Um
dos retratos mais marcantes da crise que afeta o país nas últimas semanas tem
sido o cenário de completa desumanidade vivida na Amadora, no Bairro de Stª
Filomena e no Bairro 6 de Maio.
A
austeridade levou tudo à sua frente e o degradar das condições económicas das
famílias portuguesas, juntamente com o corte cego de apoios sociais que, nestas
zonas especificamente, eram o garante de uma vida nos mínimos da dignidade
humana, leva a situações cada vez mais comuns de impossibilidade de suportar
uma habitação, entre outras impossibilidades.
E
o direito à habitação é essencial, é um pilar que não pode nunca ser deixado de
parte porque é a base na qual qualquer um ou qualquer uma pode construir uma
vida. Daí decorrem outros direitos fundamentais, por isso sem habitação não há
perspetiva de futuro.
O
problema é que as políticas austeritárias inverteram o ónus da situação e
aquilo a que os governantes, nacionais ou locais, dão importância é à pressão
especulativa imobiliária. As populações dos bairros não geram lucros, mas se
retirarmos as pessoas da equação, destruirmos as casas e deixarmos um terreno
vazio para nova construção assim sim, já se pode fazer negócio!
O
que se assistiu na Amadora foi algo avassalador. Despejaram-se pessoas (jovens,
idosos, crianças, homens, mulheres) das suas casas e despojaram-se estas mesmas
pessoas de qualquer sentimento de dignidade ou respeito. Indo contra a tomada
de posição do Provedor de Justiça e usando força policial claramente
desproporcionada, o executivo da Amadora decidiu arrancar dezenas e dezenas de
pessoas das suas vidas.
Poder-se-iam
espantar alguns por se tratar de um executivo liderado pelo Partido Socialista,
mas só se espanta quem ainda espera algo daqueles lados! A desumanidade
demonstrada é gritante e o silêncio pelos lados do PS ainda mais. A 14 de abril
de 2014 o grupo municipal do Bloco de Esquerda apresentou uma moção em que se
deliberava condenar desalojamentos e demolições quando se verifique ausência de
alternativas, condenar a utilização de dispositivos policiais despropositados,
exigir o cumprimento da legislação no âmbito do direito à habitação e solicitar
pelos meios possíveis a suspensão dos despejos.http://www.am-lisboa.pt/documentos/1428937124U5rBS1po1Mk07JS8.pdf
O
executivo de Lisboa, também do Partido Socialista, até há pouco tempo liderado
por António Costa, reivindica para si um trabalho importante no que toca ao direito
à habitação (só não é, com certeza, para aqueles que menos têm!) decidiu que
não podia deliberar sobre esta matéria.
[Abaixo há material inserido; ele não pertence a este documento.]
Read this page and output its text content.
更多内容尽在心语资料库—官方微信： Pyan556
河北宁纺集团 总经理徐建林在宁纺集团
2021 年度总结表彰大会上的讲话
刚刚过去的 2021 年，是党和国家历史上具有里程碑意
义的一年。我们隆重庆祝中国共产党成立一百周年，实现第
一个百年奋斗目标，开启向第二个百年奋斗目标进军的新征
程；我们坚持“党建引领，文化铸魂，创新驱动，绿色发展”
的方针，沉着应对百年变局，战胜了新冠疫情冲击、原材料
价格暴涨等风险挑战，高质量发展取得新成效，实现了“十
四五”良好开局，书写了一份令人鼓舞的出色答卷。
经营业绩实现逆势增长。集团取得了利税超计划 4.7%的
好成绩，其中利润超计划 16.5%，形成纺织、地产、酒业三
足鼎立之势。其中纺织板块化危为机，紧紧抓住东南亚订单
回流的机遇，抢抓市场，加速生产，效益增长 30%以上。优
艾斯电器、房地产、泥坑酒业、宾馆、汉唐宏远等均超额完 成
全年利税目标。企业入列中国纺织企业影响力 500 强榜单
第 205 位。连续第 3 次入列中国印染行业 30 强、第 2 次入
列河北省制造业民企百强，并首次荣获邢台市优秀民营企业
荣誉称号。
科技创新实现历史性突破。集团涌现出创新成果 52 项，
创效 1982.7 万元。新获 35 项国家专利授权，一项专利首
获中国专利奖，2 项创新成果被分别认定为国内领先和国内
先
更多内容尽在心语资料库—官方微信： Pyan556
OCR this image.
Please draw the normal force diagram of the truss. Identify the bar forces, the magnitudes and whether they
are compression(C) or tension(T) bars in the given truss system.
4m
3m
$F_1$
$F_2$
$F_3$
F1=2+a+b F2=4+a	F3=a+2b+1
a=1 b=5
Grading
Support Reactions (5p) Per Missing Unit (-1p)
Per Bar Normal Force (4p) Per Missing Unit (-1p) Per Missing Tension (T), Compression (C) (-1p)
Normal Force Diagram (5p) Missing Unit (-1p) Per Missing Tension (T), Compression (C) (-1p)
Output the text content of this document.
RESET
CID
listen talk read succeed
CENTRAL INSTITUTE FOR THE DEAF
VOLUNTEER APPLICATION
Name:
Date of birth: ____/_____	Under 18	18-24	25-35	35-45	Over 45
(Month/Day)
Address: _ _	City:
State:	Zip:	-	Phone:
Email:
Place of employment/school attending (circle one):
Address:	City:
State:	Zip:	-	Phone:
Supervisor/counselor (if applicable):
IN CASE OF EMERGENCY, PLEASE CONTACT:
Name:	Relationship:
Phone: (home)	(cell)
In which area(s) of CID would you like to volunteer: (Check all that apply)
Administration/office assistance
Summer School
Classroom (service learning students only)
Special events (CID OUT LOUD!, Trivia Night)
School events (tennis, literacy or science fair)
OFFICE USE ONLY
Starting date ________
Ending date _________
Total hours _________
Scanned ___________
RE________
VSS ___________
Não se podia imiscuir num assunto de
outro município. Bom, em tantos outros temas as “sinergias” são sempre
evocadas, mas neste tema não. Neste tema não podia o PS tomar uma posição
política sobre um tema que supostamente condena. Neste tema o PS não se pode
pronunciar.
Há
uma coisa que deve ficar clara: na política, em especial na política local, não
se pode olhar a egos e fechar os olhos quando não nos interessa. Não podemos
deixar de criticar o nosso clube quando as suas ações são ilegais e de uma
grande violência. Há que tomar posições e quando a oportunidade surge e se foge
dela como o diabo da cruz os esclarecimentos ficam marcados.
Quando
se inviabiliza a votação de uma proposta de deliberação como a que foi
apresentada só pode significar uma coisa: é porque no que interessa não são tão
diferentes quanto isso e quem perde são sempre as populações, em especial
aquelas a quem a austeridade fustigou até não haver mais nada. Literalmente
nada.
Quando
se defende o direito à habitação tem que se defender no todo e em todos os
momentos, não só quando interessa fazer campanha política!
Esquerda.net
*Licenciada
em Ciências
Políticas e Relações Internacionais e mestranda em Ciências Políticas.
Dirigente do Bloco de Esquerda.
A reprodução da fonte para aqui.